Deep in my mind, neurons fire, electricity dances, and my imagination wastes valuable energy showing me Daddy on the stage, mic cupped in his hands, eyes closed as he sings his favorite song. The one about the girl who spends her entire life mourning the boy who got away, only to die the day before his love letter arrives in the mail.
I bite down on my bottom lip until I taste blood. The sharp, iron-and-sugar taste
comforts me, making me stronger, though I can’t remember why it feels so good to bite.
To bite and claw…
I lift one trembling hand, but no matter how I ache for the escape of my animal form, my fingers remain pale and slender. Weak and frail. Human.
Martin took that away, too. I can’t shift without a trigger from his goons.
From…those men…
I used to know their names. Now they’re just silhouettes retreating into impenetrable darkness.

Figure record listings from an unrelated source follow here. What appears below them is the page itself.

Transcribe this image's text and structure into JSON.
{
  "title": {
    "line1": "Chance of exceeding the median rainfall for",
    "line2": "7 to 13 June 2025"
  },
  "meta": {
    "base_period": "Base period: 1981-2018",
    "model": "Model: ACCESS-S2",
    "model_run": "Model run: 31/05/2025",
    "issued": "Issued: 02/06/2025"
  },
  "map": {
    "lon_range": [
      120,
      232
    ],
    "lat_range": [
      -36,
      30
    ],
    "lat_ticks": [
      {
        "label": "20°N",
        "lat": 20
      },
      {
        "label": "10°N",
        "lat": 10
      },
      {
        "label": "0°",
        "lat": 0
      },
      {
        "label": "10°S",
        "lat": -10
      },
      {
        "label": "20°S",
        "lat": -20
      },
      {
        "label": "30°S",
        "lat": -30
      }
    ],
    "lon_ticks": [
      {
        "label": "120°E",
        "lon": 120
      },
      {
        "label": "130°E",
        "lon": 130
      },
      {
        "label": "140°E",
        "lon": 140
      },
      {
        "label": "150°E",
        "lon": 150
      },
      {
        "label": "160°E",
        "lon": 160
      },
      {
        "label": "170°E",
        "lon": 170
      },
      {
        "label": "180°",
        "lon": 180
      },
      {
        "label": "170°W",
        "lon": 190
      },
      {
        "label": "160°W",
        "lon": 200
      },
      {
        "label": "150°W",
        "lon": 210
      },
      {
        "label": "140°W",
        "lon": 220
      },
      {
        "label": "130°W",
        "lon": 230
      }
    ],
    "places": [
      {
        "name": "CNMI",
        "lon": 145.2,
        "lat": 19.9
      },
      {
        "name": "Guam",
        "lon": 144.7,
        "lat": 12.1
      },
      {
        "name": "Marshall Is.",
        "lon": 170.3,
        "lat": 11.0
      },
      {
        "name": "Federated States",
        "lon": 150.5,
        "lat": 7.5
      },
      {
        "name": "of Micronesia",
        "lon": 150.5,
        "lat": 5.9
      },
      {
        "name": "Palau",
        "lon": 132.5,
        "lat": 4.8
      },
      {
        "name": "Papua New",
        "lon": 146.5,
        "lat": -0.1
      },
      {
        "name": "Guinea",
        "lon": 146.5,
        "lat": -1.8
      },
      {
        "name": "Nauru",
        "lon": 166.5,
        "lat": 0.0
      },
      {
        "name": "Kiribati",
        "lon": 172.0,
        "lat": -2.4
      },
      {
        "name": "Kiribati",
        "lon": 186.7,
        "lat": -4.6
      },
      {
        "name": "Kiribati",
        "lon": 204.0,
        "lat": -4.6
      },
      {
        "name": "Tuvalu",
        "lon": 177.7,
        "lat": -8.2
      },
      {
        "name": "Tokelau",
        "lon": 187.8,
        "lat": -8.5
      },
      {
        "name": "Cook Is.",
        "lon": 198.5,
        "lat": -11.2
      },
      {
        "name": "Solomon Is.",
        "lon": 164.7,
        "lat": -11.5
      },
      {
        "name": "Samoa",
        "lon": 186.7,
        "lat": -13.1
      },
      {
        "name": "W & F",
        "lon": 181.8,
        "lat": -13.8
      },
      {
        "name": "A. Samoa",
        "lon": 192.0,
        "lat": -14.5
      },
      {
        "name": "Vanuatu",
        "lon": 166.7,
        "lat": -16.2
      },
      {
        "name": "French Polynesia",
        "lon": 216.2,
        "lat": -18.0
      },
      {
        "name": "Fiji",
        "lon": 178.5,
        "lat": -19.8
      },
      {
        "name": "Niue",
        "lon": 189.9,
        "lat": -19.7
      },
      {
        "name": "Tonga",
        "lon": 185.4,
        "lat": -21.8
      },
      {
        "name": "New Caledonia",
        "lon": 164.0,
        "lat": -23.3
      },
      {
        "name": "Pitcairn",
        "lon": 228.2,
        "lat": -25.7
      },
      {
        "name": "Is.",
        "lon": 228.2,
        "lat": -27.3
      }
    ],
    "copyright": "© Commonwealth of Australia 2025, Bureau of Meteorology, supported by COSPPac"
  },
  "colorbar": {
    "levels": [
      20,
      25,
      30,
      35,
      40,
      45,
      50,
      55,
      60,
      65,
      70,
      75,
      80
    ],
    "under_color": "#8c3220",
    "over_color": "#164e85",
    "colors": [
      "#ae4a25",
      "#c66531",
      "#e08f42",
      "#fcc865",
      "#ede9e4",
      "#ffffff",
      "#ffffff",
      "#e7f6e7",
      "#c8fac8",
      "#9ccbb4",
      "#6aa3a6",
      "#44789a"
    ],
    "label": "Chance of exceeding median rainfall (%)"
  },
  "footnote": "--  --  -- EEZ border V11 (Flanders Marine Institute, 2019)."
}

The world narrows, fades, evaporates.
I lose so many names and faces that I’m not surprised when the two men who wake me in the middle of the night seem to know who I am but I can’t recall a thing about either of them.
Nothing at all, though they seem kind. Good guys, not bad ones.
One of them—the slimmer one with the shaggy brown hair and the smell of wood smoke lingering on his skin—has tears in his eyes as he asks who did this to me.
“I don’t know,” I answer honestly. I can’t remember anything. I am a cracked vase, all the water I once held spilled out onto the floor. But I do know one thing, and I confess it to the man in a whisper as I beg, “Please don’t cry. I can’t stand to see people cry.”
It makes me feel sick, but I don’t know why.
I don’t know much of anything.
Not even my own name, a fact I confess, as well.
“Carrie Ann,” the golden-haired man says, his eyes nearly as sad as his friend’s. “Your name is Carrie Ann. You’re Wren’s friend, which means you’re our friend. We’re going to take care of you, okay? No one’s going to hurt you again. I promise.”
It’s a lovely promise, one I want to believe so much it hurts.
But I don’t. Something deep inside knows instinctively that promises are made to be broken and that I’ll never be safe, no matter how far I run or how well I hide.